Students are less able to fit in part-time work – and may have to drop out because of financial reasons.
Student attendance
Where I work we have hesitated about insisting on attendance, except in those interactive classes that only work with a good number of students there – e.g. creative writing workshops. We do, however, rigorously chase up non-attendees because we want to know that they are still with us and still on track. More often than not good attendance is reflected in good results but there are some who rarely attend who do well. Academic freedom after all? There is a deeply-seated conviction that we should allow our students to work according to their own learning style and some students – actually particularly creative writing ones – prefer to work alone.
Teaching quality
We have another conviction that if we insist on attendance we have to offer excellent teaching matched to individual learning styles. This is actually impossible – many a school teacher has burnt out trying to achieve this – you just cannot be all things to all people. Blended teaching styles are a partial answer. The research-active university lecturer is all about a pool of knowledge that is to be passed on and most students regardless of the fees involved will recognise the responsibility they have in making the most of what happens.  That does not always translate into attending class. We’re some way away, however, from what existed fifty years ago and before that: dusty old professors reading out dry old texts from which students were supposed glean the magic themselves. With fees the way they are we’re expected to provide the magic directly.     

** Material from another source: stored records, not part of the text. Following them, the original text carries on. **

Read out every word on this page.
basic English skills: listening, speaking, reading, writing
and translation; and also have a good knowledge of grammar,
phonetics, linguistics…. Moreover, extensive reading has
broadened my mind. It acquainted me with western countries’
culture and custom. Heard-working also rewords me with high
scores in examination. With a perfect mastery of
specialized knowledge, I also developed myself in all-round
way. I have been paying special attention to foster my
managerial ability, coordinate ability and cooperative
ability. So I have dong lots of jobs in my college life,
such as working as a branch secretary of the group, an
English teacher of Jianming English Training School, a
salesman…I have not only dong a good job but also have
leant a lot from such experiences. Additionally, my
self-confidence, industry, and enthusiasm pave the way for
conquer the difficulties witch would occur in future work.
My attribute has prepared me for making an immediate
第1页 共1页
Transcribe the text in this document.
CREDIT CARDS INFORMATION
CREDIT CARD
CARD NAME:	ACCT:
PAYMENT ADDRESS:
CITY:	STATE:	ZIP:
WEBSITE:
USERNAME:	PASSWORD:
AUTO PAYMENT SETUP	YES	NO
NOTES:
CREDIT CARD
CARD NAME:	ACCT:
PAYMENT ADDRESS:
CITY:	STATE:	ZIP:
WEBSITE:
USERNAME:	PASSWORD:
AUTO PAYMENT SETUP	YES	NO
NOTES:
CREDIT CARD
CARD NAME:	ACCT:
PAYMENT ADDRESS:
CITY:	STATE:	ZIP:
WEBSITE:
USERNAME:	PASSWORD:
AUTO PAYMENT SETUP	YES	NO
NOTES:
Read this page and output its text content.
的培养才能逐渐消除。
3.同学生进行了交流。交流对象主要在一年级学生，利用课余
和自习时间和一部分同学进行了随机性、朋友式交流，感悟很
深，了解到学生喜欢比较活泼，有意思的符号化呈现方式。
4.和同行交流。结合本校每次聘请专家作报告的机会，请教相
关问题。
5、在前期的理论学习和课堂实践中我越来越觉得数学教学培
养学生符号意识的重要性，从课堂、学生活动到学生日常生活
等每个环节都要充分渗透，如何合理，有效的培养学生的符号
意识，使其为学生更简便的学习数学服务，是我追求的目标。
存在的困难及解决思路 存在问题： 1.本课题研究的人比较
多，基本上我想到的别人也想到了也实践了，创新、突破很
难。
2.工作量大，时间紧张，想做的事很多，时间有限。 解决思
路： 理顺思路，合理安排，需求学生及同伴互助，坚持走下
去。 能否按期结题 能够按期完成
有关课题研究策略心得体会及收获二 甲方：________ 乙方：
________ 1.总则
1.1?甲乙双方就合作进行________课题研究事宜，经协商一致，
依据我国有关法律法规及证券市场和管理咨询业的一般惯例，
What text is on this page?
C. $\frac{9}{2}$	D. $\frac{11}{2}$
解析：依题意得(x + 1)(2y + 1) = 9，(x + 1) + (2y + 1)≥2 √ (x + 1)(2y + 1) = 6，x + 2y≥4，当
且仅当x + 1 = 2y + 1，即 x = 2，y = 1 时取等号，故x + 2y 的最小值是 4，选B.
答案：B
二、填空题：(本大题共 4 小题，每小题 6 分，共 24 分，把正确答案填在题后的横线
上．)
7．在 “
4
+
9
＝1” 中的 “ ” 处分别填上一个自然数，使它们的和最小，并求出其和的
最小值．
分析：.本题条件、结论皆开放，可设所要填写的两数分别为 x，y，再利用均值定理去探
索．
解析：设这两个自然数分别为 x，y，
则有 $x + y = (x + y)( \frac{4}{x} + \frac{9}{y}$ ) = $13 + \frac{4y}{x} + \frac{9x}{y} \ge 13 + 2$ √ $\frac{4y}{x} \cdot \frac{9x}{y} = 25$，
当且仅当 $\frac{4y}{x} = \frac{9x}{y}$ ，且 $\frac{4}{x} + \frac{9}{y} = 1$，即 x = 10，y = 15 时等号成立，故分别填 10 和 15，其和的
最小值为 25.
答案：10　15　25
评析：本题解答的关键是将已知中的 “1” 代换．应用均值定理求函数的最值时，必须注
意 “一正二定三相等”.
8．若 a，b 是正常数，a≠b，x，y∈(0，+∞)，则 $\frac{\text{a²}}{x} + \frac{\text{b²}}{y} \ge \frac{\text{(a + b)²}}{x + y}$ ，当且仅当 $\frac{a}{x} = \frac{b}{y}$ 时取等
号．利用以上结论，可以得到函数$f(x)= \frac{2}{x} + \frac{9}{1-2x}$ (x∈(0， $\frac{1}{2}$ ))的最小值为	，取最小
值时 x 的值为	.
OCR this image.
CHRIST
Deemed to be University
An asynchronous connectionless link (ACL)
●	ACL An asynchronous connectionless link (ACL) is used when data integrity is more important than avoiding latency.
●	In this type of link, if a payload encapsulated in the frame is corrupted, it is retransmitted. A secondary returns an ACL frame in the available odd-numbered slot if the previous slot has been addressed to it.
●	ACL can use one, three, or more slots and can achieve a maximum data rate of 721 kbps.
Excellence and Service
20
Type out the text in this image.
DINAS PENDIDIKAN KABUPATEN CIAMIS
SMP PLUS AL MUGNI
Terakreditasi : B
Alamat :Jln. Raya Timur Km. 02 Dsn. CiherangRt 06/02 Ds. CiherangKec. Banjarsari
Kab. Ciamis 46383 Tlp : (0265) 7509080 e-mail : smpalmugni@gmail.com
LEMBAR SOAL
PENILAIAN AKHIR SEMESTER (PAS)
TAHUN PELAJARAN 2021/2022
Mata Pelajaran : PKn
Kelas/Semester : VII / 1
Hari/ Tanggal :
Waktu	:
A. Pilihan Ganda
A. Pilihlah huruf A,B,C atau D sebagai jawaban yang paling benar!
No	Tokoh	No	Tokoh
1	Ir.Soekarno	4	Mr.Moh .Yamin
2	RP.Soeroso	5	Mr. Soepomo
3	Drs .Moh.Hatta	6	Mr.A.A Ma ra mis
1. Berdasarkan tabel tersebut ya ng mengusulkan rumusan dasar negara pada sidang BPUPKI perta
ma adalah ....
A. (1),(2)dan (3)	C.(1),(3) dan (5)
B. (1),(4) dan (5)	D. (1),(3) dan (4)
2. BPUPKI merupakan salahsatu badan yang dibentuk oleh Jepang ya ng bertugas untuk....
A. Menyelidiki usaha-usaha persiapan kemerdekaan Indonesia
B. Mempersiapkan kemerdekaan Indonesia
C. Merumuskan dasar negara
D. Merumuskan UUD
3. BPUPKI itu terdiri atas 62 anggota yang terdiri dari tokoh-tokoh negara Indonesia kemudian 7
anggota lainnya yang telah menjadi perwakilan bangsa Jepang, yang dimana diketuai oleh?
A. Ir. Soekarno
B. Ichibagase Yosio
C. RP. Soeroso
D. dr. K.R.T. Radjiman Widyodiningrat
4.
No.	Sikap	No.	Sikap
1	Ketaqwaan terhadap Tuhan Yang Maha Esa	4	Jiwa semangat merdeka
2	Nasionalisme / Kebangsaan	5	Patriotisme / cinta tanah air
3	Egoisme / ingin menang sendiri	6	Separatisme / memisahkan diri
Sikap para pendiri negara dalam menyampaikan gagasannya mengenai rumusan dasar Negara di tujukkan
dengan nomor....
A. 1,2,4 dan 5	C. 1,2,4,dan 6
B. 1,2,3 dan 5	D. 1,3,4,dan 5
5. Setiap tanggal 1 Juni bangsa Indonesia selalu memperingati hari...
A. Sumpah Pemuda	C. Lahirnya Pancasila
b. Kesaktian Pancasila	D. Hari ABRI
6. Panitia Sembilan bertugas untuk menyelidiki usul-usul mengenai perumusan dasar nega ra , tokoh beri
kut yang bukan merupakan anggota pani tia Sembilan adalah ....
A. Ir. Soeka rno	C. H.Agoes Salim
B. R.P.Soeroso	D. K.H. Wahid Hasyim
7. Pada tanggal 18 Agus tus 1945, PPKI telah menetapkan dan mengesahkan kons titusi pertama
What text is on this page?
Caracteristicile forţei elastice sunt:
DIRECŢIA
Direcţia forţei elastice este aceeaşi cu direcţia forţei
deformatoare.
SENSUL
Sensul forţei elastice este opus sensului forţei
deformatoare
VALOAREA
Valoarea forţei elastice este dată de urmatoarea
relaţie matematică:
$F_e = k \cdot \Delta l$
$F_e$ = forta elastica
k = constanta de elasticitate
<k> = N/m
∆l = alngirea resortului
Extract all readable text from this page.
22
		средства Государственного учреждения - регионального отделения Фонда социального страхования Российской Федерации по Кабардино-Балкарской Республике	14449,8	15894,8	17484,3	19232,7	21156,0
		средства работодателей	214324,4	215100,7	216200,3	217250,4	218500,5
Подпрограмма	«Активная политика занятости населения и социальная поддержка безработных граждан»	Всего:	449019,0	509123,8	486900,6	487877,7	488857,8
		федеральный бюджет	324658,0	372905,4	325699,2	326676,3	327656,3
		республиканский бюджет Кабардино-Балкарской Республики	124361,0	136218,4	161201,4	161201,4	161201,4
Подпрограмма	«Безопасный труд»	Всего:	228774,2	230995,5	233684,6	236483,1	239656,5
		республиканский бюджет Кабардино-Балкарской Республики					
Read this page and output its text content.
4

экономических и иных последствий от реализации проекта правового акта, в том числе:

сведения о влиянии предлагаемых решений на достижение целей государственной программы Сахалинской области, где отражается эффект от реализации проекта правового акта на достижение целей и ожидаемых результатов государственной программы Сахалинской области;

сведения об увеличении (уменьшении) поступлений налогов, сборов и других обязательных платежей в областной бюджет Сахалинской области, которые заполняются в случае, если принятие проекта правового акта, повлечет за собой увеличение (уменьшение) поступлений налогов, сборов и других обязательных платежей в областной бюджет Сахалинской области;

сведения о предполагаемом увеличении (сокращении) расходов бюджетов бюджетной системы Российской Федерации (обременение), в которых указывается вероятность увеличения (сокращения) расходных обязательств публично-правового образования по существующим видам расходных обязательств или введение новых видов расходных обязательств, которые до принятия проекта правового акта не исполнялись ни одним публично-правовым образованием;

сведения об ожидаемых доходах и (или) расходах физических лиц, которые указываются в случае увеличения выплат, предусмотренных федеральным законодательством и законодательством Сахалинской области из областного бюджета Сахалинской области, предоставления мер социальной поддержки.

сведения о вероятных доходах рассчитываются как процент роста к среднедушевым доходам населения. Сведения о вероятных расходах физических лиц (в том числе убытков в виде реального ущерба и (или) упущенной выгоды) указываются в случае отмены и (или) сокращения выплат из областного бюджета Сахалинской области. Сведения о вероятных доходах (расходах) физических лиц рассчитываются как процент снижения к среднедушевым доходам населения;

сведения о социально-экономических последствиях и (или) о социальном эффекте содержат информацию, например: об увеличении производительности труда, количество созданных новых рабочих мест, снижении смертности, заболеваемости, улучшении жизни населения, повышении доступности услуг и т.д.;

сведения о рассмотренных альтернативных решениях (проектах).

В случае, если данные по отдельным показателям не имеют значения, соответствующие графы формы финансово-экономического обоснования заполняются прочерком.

It seems surprising then, that the very same students who have made noises about wanting extra contact time do not turn up to class when it is offered. We might worry that what we have to offer is not enticing enough. Or maybe life and work happen to the students. Probably it’s a mixture of all three.
Prompted to some extent by a remark from one student in one of my classes I sent out a quite an assertive letter to my final year students this week. I had been a little disappointed the week before by their attendace – 40% i.e. four out of ten. It was assignment week. More normally I get 70%% to 90%.  I expected them in class unless they were on death’s door and I expected them to contribute to the workshop. Six pieces of work were submitted; I was expecting three. We had an intense workshop but I nevertheless asked myself how much they were getting from it. Could they manage without me? Possibly. They were pretty clued up.  Was the insistence on attendance necessary?
How to recognise a good teacher
Recently we had a colleague who had had a teaching award talk to us. He didn’t use PowerPoint, nor any other visual aid and he gave out no hand-outs yet he held out attention. He made the point that one good lesson is better that ten mediocre ones. We need to inspire our students to want to go and find out more for themselves, not just fill them with information. Why was his talk successful? Because of his sincerity and his professionalism in telling us exactly what we need to know. He was interacting effectively with the people in front of him.  
I try to make my classes content-rich and question-rich. I hope I’m managing it.